De ce point de vue, la tribune publiée dans Libération marque une rupture – du moins, faut-il le souhaiter. Mais parce que les relations entre politiques et journalistes ne sont que le reflet de ce qui se passe dans l’ensemble de la société, les auteures préviennent : « Tant que la politique sera très majoritairement aux mains d’hommes hétérosexuels plutôt sexagénaires, rien ne changera. »
BOITE NOIREJ’ai signé cette tribune parue dans Libération. Je m'en explique dans un billet de blog.

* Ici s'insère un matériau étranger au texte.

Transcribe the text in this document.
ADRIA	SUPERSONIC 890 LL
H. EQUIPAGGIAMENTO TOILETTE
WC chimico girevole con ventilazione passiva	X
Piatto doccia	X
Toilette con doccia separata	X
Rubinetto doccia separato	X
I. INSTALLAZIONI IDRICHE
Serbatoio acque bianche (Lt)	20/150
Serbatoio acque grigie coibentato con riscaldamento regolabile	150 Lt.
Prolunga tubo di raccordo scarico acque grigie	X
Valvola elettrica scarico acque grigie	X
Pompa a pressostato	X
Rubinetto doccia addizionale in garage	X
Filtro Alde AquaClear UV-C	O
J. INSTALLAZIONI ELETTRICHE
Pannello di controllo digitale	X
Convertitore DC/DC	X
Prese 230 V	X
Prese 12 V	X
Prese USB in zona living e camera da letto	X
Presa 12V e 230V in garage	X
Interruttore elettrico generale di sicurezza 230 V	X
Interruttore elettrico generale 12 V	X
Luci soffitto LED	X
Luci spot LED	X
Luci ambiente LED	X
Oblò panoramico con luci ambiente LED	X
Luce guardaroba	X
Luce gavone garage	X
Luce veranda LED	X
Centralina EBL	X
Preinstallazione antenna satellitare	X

La tribune est signée par 16 journalistes politiques en leur nom, et soutenue par une vingtaine d’autres qui ont préféré conserver l’anonymat, soit parce qu’elles sont précaires, soit parce qu’elles craignent le manque de soutien de leur rédaction. Au total, près de 40 personnes dans près de 30 médias sont à l’origine de cette tribune.
J’ai aussi participé au collectif Prenons la Une, qui milite à la fois pour une juste représentation des femmes dans les médias et l’égalité femmes-hommes dans les rédactions. J’avais à l’époque déjà écrit un article.